Site icon La Revue Internationale

Que faut-il attendre sommet entre les Etats-Unis et la Corée du Nord ?

Les efforts de réconciliation lancés par le Président sud-coréen Moon Jae-in ont connu un succès inattendu ces dernières semaines alors que Pyongyang a convenu d’un sommet entre les dirigeants des deux Corées. Il s’agit d’un dénouement aussi surprenant que bienvenu après le rapprochement déjà opéré à l’aune des JO d’hiver. Il s’agira de fait du troisième sommet intercoréen de l’histoire – une histoire marquée par une guerre meurtrière, des provocations, et des escarmouches incessantes, mais aussi par la dangereuse course à la bombe nucléaire de la Corée du Nord – qui suit de près l’élection d’un dirigeant modéré en Corée du Sud.

Plus étonnant encore, après des efforts diplomatiques colossaux de Séoul, ce rapprochement devrait désormais mener à un sommet entre Donald Trump et le numéro un nord-coréen, Kim Jong-un. « Qui sait ce qu’il va se passer ? », s’est interrogé Donald Trump, « peut-être que je vais vite m’en aller, ou peut-être que l’on va s’asseoir et conclure le plus grand accord au monde ». Mais la situation est en réalité plus complexe. Déjà, il faudra qu’après des mois de fermeté, le président Trump joue la carte de la réconciliation tout en ne donnant pas l’impression qu’il vient présenter ses respects – une ligne politique tout en finesse pour un dirigeant qui n’a pas toujours fait preuve d’une grande subtilité. 
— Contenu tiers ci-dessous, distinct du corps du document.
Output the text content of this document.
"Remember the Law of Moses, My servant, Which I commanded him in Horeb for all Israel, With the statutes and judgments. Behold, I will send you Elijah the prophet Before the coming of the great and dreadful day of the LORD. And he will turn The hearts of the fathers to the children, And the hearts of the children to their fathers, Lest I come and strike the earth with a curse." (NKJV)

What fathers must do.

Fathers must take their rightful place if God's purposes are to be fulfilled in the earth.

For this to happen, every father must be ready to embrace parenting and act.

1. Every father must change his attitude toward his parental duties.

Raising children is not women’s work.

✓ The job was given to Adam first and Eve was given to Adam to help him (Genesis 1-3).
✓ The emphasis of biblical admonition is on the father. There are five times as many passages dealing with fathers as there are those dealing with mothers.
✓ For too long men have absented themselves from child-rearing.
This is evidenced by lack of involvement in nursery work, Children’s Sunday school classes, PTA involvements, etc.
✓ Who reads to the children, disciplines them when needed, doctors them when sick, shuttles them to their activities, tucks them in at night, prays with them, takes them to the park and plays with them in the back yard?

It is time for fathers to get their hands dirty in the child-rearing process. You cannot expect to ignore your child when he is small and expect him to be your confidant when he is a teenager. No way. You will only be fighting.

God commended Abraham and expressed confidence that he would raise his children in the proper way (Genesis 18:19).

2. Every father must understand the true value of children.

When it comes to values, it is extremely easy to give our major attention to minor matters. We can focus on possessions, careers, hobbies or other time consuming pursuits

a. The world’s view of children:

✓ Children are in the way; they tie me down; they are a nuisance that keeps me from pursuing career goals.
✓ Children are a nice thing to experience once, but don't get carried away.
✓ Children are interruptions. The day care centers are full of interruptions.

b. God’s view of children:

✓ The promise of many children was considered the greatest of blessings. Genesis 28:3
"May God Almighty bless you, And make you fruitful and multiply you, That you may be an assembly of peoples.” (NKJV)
Un « accord est en préparation » a assuré la Maison Blanche vendredi dernier, précisant toutefois qu’elle attendait des mesures « concrètes » de la part de Pyongyang. L’histoire américano-coréenne est en effet marquée par un précédent peu engageant : il y a dix-huit ans, l’ancien leader nord-coréen Kim Jong-il et l’ancien Président américain Bill Clinton avaient décidé d’arrêt tests de missile balistiques de Pyongyang en échange d’une levée partielle des sanctions qui visaient le pays. L’accord avait néanmoins été désavoué par son successeur, Georges W Bush, dès son arrivée à la Maison Blanche, arguant de tentatives d’enrichissement d’uranium en catimini.

Cette annonce constitue malgré tout un espoir de détente bienvenu. Il est cependant légitime de se demander à quoi attribuer cette soudaine invitation au dialogue par la Corée du Nord, après des mois de menaces. « A moi », a répondu Donald Trump, comme toujours fort en gueule. D’autre expliquent que maintenant que son programme nucléaire militaire a été mené à bien, Kim Jong-un souhaite installer une trêve pour commencer à négocier la fin des sanctions économiques qui ciblent son pays, déjà très mal en point. Une situation qui laisserait peur de place aux mesures « concrètes » demandées par Washington.

Pour ceux qui veulent croire à la bonne foi de Pyongyang, cette annonce est une ouverture positive. « Les sommets interviennent généralement au terme d’un long processus de négociations à un niveau inférieur où beaucoup de détails sont réglés », a observé Robert Kelly, professeur associé à l’Université nationale de Busan. Il existe tout de même un risque d’après ce dernier : que Trump « s’affranchisse de décennies de politique conjointe entre Séoul et Washington, au sujet de laquelle il n’a aucune idée, pour conclure un accord qui serait une ‘victoire’ qu’aucun autre responsable américain ne validerait. »

Les ouvertures du président Clinton avaient elles aussi été douchées par le Pentagone, qui lui reprochait de ne pas exiger assez en retour, et appelaient à un renforcement du l’arsenal militaire américain. « Trump peut vouloir ce sommet mais je ne suis pas sûr que le Pentagone le laissera faire, tant les militaires préfèrent miser sur la poursuite et la modernisation de la défense antimissile américaine » souligne ainsi Pascal Boniface, directeur de l’Institut de relations internationales et stratégiques (Iris). L’un des atouts de Trump – son côté iconoclaste – serait donc ici sa plus grande faiblesse.

D’autres se sont montré beaucoup plus réservés sur la question. Ils craignent en effet qu’un échec de négociation précipitées ne paralyse durablement le réchauffement actuel. « Cette initiative diplomatique spectaculaire menée par deux dirigeants connus pour leur instinct et leur théâtralité peut nous amener plus vite qu’on ne le pense à la guerre » mettait en garde Victor Cha, l’ancien patron des affaires asiatiques au Conseil national de sécurité de George W. Bush. « Si l’on échoue au sommet, il n’y a plus de recours possible à la diplomatie », explique-t-il.